Neuroendocrine tumours (NETs) of the pancreas originate from differentiated or poorly differentiated endocrine cells that can differentiate into exocrine or endocrine cells of the pancreas. The World Health Organization has proposed the term “neuroendocrine neoplasm” (NEN) for all neuroendocrine tumours of the gastroenteropancreatic system. These tumours are characterised by the appearance of specific tumour markers in the patient’s serum: neuron-specific enolase (NSE), chromogranin A and synaptophysin. The specificity of neuron-specific enolase in diagnosing NET is almost 100%, while the sensitivity of this marker is about 30%.
Pancreatic NETs are rare and account for only 2% of diagnosed pancreatic tumours. The annual number of new cases in the world is 1 per 100,000 inhabitants. They can occur at any age, but are most often diagnosed in people between 50 and 70 years old. People with multiple endocrine neoplasia type I, von Hippel-Lindau syndrome, neurofibromatosis type I and tuberous sclerosis have an increased risk of developing pancreatic NETs, indicating the importance of genetic abnormalities in the pathogenesis of this disease.

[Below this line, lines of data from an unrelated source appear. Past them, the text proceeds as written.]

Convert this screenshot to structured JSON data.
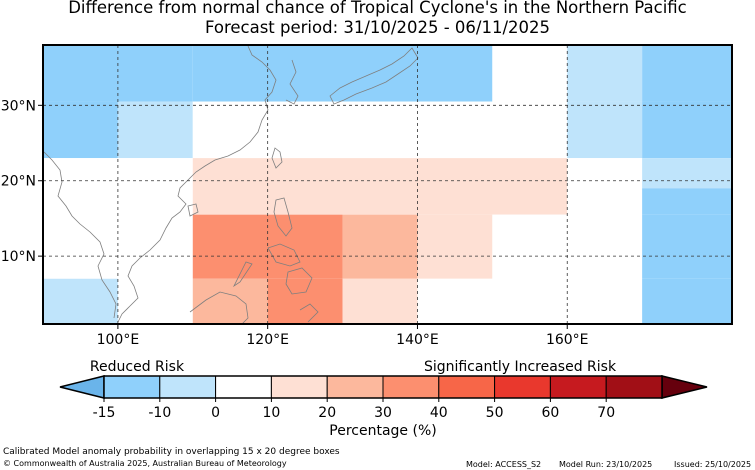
{
  "title": {
    "line1": "Difference from normal chance of Tropical Cyclone's in the Northern Pacific",
    "line2": "Forecast period: 31/10/2025 - 06/11/2025"
  },
  "chart_data": {
    "type": "heatmap",
    "title": "Difference from normal chance of Tropical Cyclone's in the Northern Pacific",
    "subtitle": "Forecast period: 31/10/2025 - 06/11/2025",
    "x_axis": {
      "label": "",
      "range_lon_deg": [
        90,
        182
      ],
      "ticks": [
        100,
        120,
        140,
        160
      ],
      "tick_labels": [
        "100°E",
        "120°E",
        "140°E",
        "160°E"
      ]
    },
    "y_axis": {
      "label": "",
      "range_lat_deg": [
        1,
        38
      ],
      "ticks": [
        10,
        20,
        30
      ],
      "tick_labels": [
        "10°N",
        "20°N",
        "30°N"
      ]
    },
    "grid": "dashed at tick lines",
    "cells": [
      {
        "lon": [
          90,
          110
        ],
        "lat": [
          30.5,
          38
        ],
        "value": -15
      },
      {
        "lon": [
          110,
          150
        ],
        "lat": [
          30.5,
          38
        ],
        "value": -15
      },
      {
        "lon": [
          150,
          160
        ],
        "lat": [
          30.5,
          38
        ],
        "value": 0
      },
      {
        "lon": [
          160,
          170
        ],
        "lat": [
          30.5,
          38
        ],
        "value": -10
      },
      {
        "lon": [
          170,
          182
        ],
        "lat": [
          30.5,
          38
        ],
        "value": -15
      },
      {
        "lon": [
          90,
          100
        ],
        "lat": [
          23,
          30.5
        ],
        "value": -15
      },
      {
        "lon": [
          100,
          110
        ],
        "lat": [
          23,
          30.5
        ],
        "value": -10
      },
      {
        "lon": [
          110,
          140
        ],
        "lat": [
          23,
          30.5
        ],
        "value": 0
      },
      {
        "lon": [
          140,
          160
        ],
        "lat": [
          23,
          30.5
        ],
        "value": 5
      },
      {
        "lon": [
          160,
          170
        ],
        "lat": [
          23,
          30.5
        ],
        "value": -10
      },
      {
        "lon": [
          170,
          182
        ],
        "lat": [
          23,
          30.5
        ],
        "value": -15
      },
      {
        "lon": [
          90,
          100
        ],
        "lat": [
          15.5,
          23
        ],
        "value": 0
      },
      {
        "lon": [
          100,
          110
        ],
        "lat": [
          15.5,
          23
        ],
        "value": 5
      },
      {
        "lon": [
          110,
          160
        ],
        "lat": [
          15.5,
          23
        ],
        "value": 15
      },
      {
        "lon": [
          160,
          170
        ],
        "lat": [
          15.5,
          23
        ],
        "value": 0
      },
      {
        "lon": [
          170,
          182
        ],
        "lat": [
          19,
          23
        ],
        "value": -10
      },
      {
        "lon": [
          170,
          182
        ],
        "lat": [
          15.5,
          19
        ],
        "value": -15
      },
      {
        "lon": [
          90,
          100
        ],
        "lat": [
          7,
          15.5
        ],
        "value": 0
      },
      {
        "lon": [
          100,
          110
        ],
        "lat": [
          7,
          15.5
        ],
        "value": 5
      },
      {
        "lon": [
          110,
          130
        ],
        "lat": [
          7,
          15.5
        ],
        "value": 35
      },
      {
        "lon": [
          130,
          140
        ],
        "lat": [
          7,
          15.5
        ],
        "value": 25
      },
      {
        "lon": [
          140,
          150
        ],
        "lat": [
          7,
          15.5
        ],
        "value": 15
      },
      {
        "lon": [
          150,
          160
        ],
        "lat": [
          7,
          15.5
        ],
        "value": 5
      },
      {
        "lon": [
          160,
          170
        ],
        "lat": [
          7,
          15.5
        ],
        "value": 0
      },
      {
        "lon": [
          170,
          182
        ],
        "lat": [
          7,
          15.5
        ],
        "value": -15
      },
      {
        "lon": [
          90,
          100
        ],
        "lat": [
          1,
          7
        ],
        "value": -10
      },
      {
        "lon": [
          100,
          110
        ],
        "lat": [
          1,
          7
        ],
        "value": 5
      },
      {
        "lon": [
          110,
          120
        ],
        "lat": [
          1,
          7
        ],
        "value": 25
      },
      {
        "lon": [
          120,
          130
        ],
        "lat": [
          1,
          7
        ],
        "value": 35
      },
      {
        "lon": [
          130,
          140
        ],
        "lat": [
          1,
          7
        ],
        "value": 15
      },
      {
        "lon": [
          140,
          160
        ],
        "lat": [
          1,
          7
        ],
        "value": 5
      },
      {
        "lon": [
          160,
          170
        ],
        "lat": [
          1,
          7
        ],
        "value": 0
      },
      {
        "lon": [
          170,
          182
        ],
        "lat": [
          1,
          7
        ],
        "value": -15
      }
    ],
    "legend": {
      "placement": "bottom",
      "label_low": "Reduced Risk",
      "label_high": "Significantly Increased Risk",
      "axis_label": "Percentage (%)",
      "bounds": [
        -15,
        -10,
        0,
        10,
        20,
        30,
        40,
        50,
        60,
        70
      ],
      "tick_labels": [
        "-15",
        "-10",
        "0",
        "10",
        "20",
        "30",
        "40",
        "50",
        "60",
        "70"
      ],
      "colors": [
        "#8fd0fb",
        "#bfe4fb",
        "#ffffff",
        "#fee0d4",
        "#fcb89d",
        "#fc8f6f",
        "#f76648",
        "#e9382d",
        "#c61a1f",
        "#a10f16"
      ],
      "under_color": "#6ab4ea",
      "over_color": "#66000d"
    }
  },
  "footer": {
    "description": "Calibrated Model anomaly probability in overlapping 15 x 20 degree boxes",
    "copyright": "© Commonwealth of Australia 2025, Australian Bureau of Meteorology",
    "model": "Model: ACCESS_S2",
    "model_run": "Model Run: 23/10/2025",
    "issued": "Issued: 25/10/2025"
  },
  "colors": {
    "border": "#000000",
    "coastline": "#808080",
    "grid": "#333333"
  }
}
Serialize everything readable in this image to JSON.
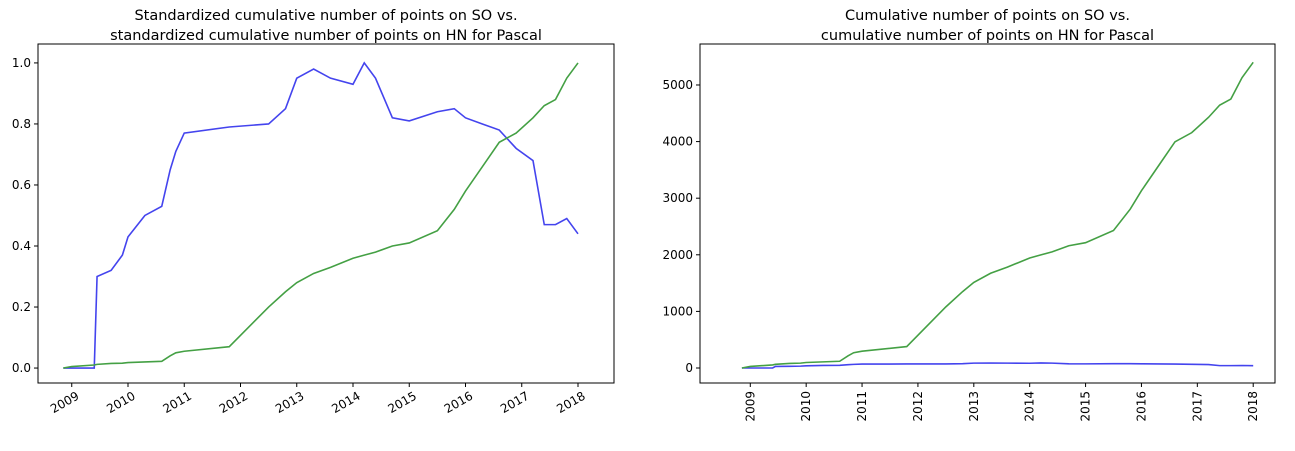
{
  "chart_data": [
    {
      "type": "line",
      "title": [
        "Standardized cumulative number of points on SO vs.",
        "standardized cumulative number of points on HN for Pascal"
      ],
      "x": [
        2008.85,
        2009.0,
        2009.4,
        2009.45,
        2009.7,
        2009.9,
        2010.0,
        2010.3,
        2010.6,
        2010.75,
        2010.85,
        2011.0,
        2011.8,
        2012.5,
        2012.8,
        2013.0,
        2013.3,
        2013.6,
        2014.0,
        2014.2,
        2014.4,
        2014.7,
        2015.0,
        2015.5,
        2015.8,
        2016.0,
        2016.3,
        2016.6,
        2016.9,
        2017.2,
        2017.4,
        2017.6,
        2017.8,
        2018.0
      ],
      "series": [
        {
          "color": "#4444ee",
          "values": [
            0,
            0,
            0,
            0.3,
            0.32,
            0.37,
            0.43,
            0.5,
            0.53,
            0.65,
            0.71,
            0.77,
            0.79,
            0.8,
            0.85,
            0.95,
            0.98,
            0.95,
            0.93,
            1.0,
            0.95,
            0.82,
            0.81,
            0.84,
            0.85,
            0.82,
            0.8,
            0.78,
            0.72,
            0.68,
            0.47,
            0.47,
            0.49,
            0.44
          ]
        },
        {
          "color": "#44a044",
          "values": [
            0,
            0.005,
            0.01,
            0.012,
            0.015,
            0.016,
            0.018,
            0.02,
            0.022,
            0.04,
            0.05,
            0.055,
            0.07,
            0.2,
            0.25,
            0.28,
            0.31,
            0.33,
            0.36,
            0.37,
            0.38,
            0.4,
            0.41,
            0.45,
            0.52,
            0.58,
            0.66,
            0.74,
            0.77,
            0.82,
            0.86,
            0.88,
            0.95,
            1.0
          ]
        }
      ],
      "xlim": [
        2008.4,
        2018.64
      ],
      "xticks": [
        2009,
        2010,
        2011,
        2012,
        2013,
        2014,
        2015,
        2016,
        2017,
        2018
      ],
      "ylim": [
        -0.049,
        1.062
      ],
      "yticks": [
        {
          "value": 0,
          "label": "0.0"
        },
        0.2,
        0.4,
        0.6,
        0.8,
        {
          "value": 1,
          "label": "1.0"
        }
      ]
    },
    {
      "type": "line",
      "title": [
        "Cumulative number of points on SO vs.",
        "cumulative number of points on HN for Pascal"
      ],
      "x": [
        2008.85,
        2009.0,
        2009.4,
        2009.45,
        2009.7,
        2009.9,
        2010.0,
        2010.3,
        2010.6,
        2010.75,
        2010.85,
        2011.0,
        2011.8,
        2012.5,
        2012.8,
        2013.0,
        2013.3,
        2013.6,
        2014.0,
        2014.2,
        2014.4,
        2014.7,
        2015.0,
        2015.5,
        2015.8,
        2016.0,
        2016.3,
        2016.6,
        2016.9,
        2017.2,
        2017.4,
        2017.6,
        2017.8,
        2018.0
      ],
      "series": [
        {
          "color": "#4444ee",
          "values": [
            0,
            0,
            0,
            27,
            29,
            33,
            39,
            45,
            48,
            59,
            64,
            69,
            71,
            72,
            77,
            86,
            88,
            86,
            84,
            90,
            86,
            74,
            73,
            76,
            77,
            74,
            72,
            70,
            65,
            61,
            42,
            42,
            44,
            40
          ]
        },
        {
          "color": "#44a044",
          "values": [
            0,
            27,
            54,
            65,
            81,
            86,
            97,
            108,
            119,
            216,
            270,
            297,
            378,
            1080,
            1350,
            1512,
            1674,
            1782,
            1944,
            1998,
            2052,
            2160,
            2214,
            2430,
            2808,
            3132,
            3564,
            3996,
            4158,
            4428,
            4644,
            4752,
            5130,
            5400
          ]
        }
      ],
      "xlim": [
        2008.1,
        2018.39
      ],
      "xticks": [
        2009,
        2010,
        2011,
        2012,
        2013,
        2014,
        2015,
        2016,
        2017,
        2018
      ],
      "ylim": [
        -265,
        5724
      ],
      "yticks": [
        0,
        1000,
        2000,
        3000,
        4000,
        5000
      ]
    }
  ]
}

Pancreatic NETs, based on their secretory activity, can be functional or non-functional.
Functional pancreatic NETs secrete certain peptide hormones into the patient’s bloodstream, which leads to the appearance of accompanying clinical syndromes (Whipple’s triad, carcinoid syndrome, Zollinger-Ellison syndrome, hypokalemia syndrome). Insulinomas and gastrinomas are the most common pancreatic NETs, while glucagonomas, VIPomas and somatostatinomas occur in significantly smaller numbers.
Non-functioning pancreatic NETs account for almost half of all pancreatic NETs. They are characterised by the absence of secretory activity. They are manifested by symptoms associated with a local compressive effect on the surrounding structures (obstructive icterus, abdominal pain with back propagation) and distant metastases.

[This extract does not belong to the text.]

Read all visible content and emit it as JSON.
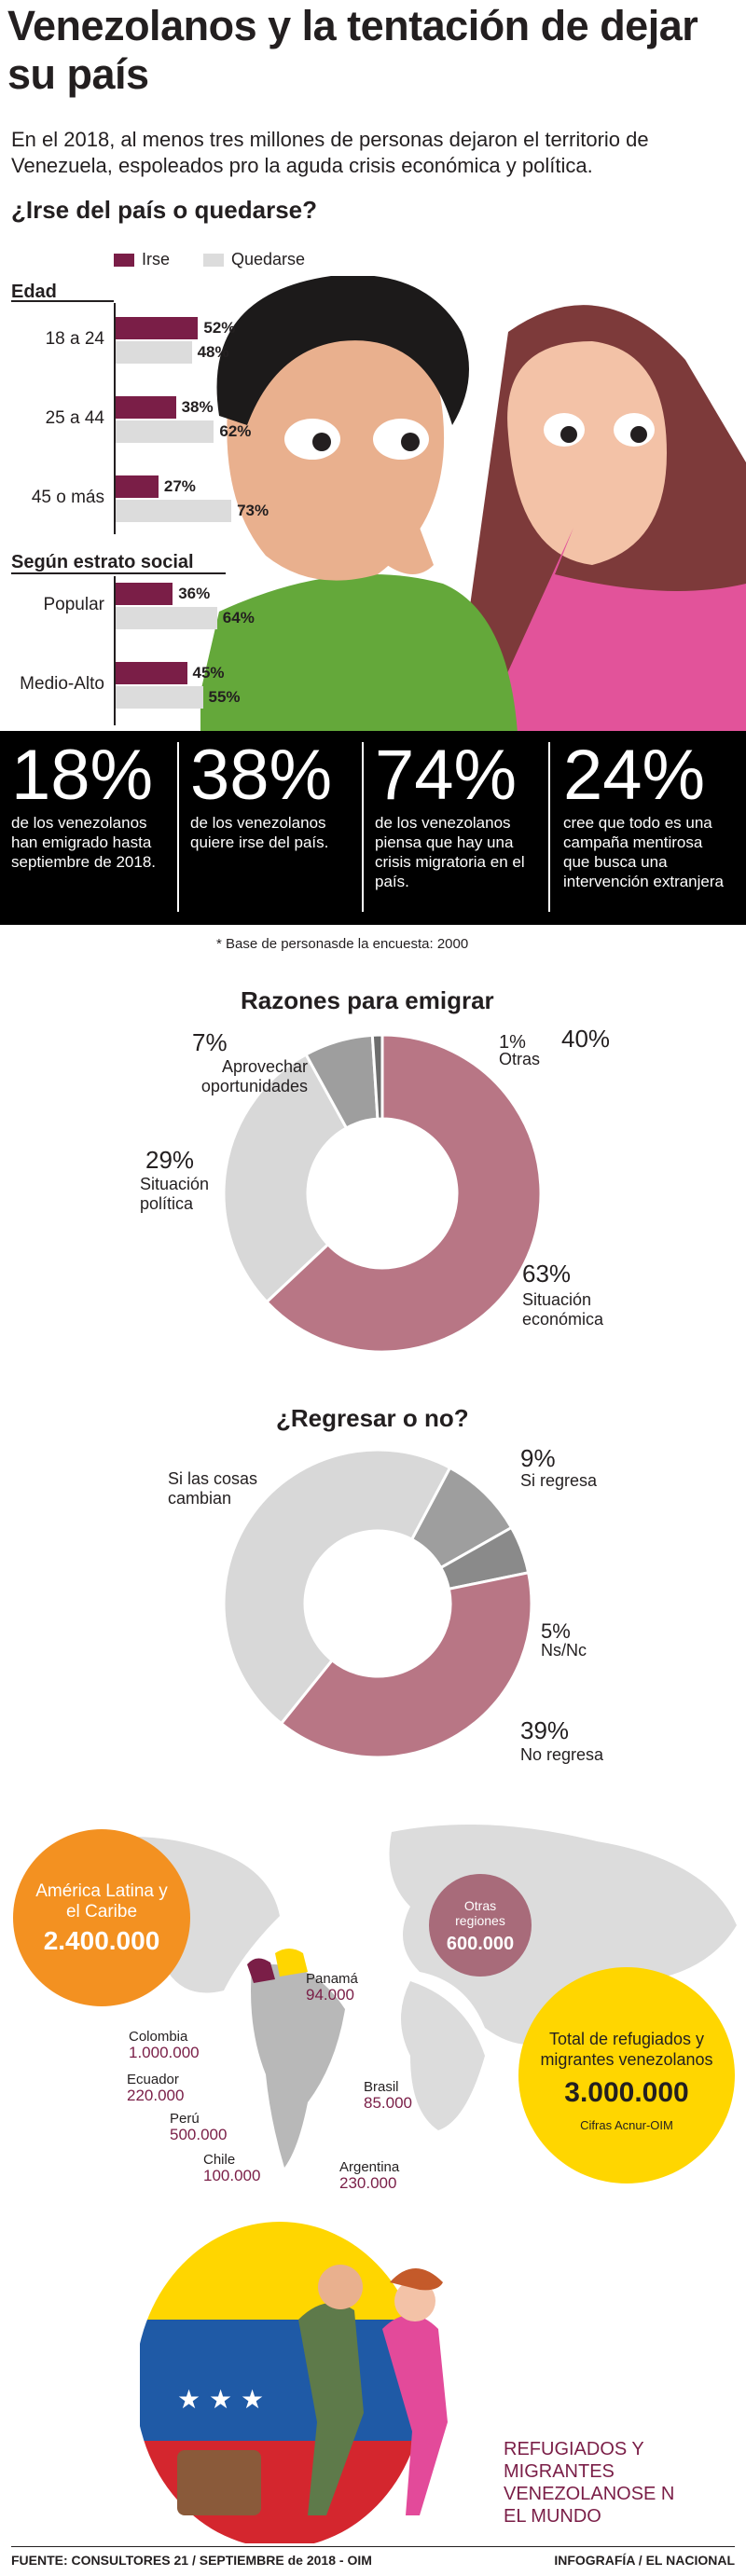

The diagnosis of pancreatic NETs is made using laboratory analysis of blood and urine (detection of peptides and amines in functional tumours and tumour markers specific for NETs), computed tomography (CT), magnetic resonance (MR), positron emission tomography (PET), endoscopic ultrasound and scintigraphy of somatostatin receptors (octreoscan).
Treatment of pancreatic NETs involves surgical and systemic drug treatment.
Surgical treatment is the most important form of therapy because it significantly prolongs the survival of patients. It involves a resection procedure on the pancreas or the so-called enucleation in smaller tumours.
Systemic treatment includes the use of streptozocin, radioactive elements, somatostatin analogues, and alpha interferon. Control of clinical symptoms and suppression of tumour growth are the main goals of this type of treatment.
There is no sure way to prevent the development of pancreatic NETs. Genetic predisposition for their occurrence is a factor that cannot be influenced. Quitting smoking and limiting alcohol consumption are factors that can reduce the risk of pancreatic NETs.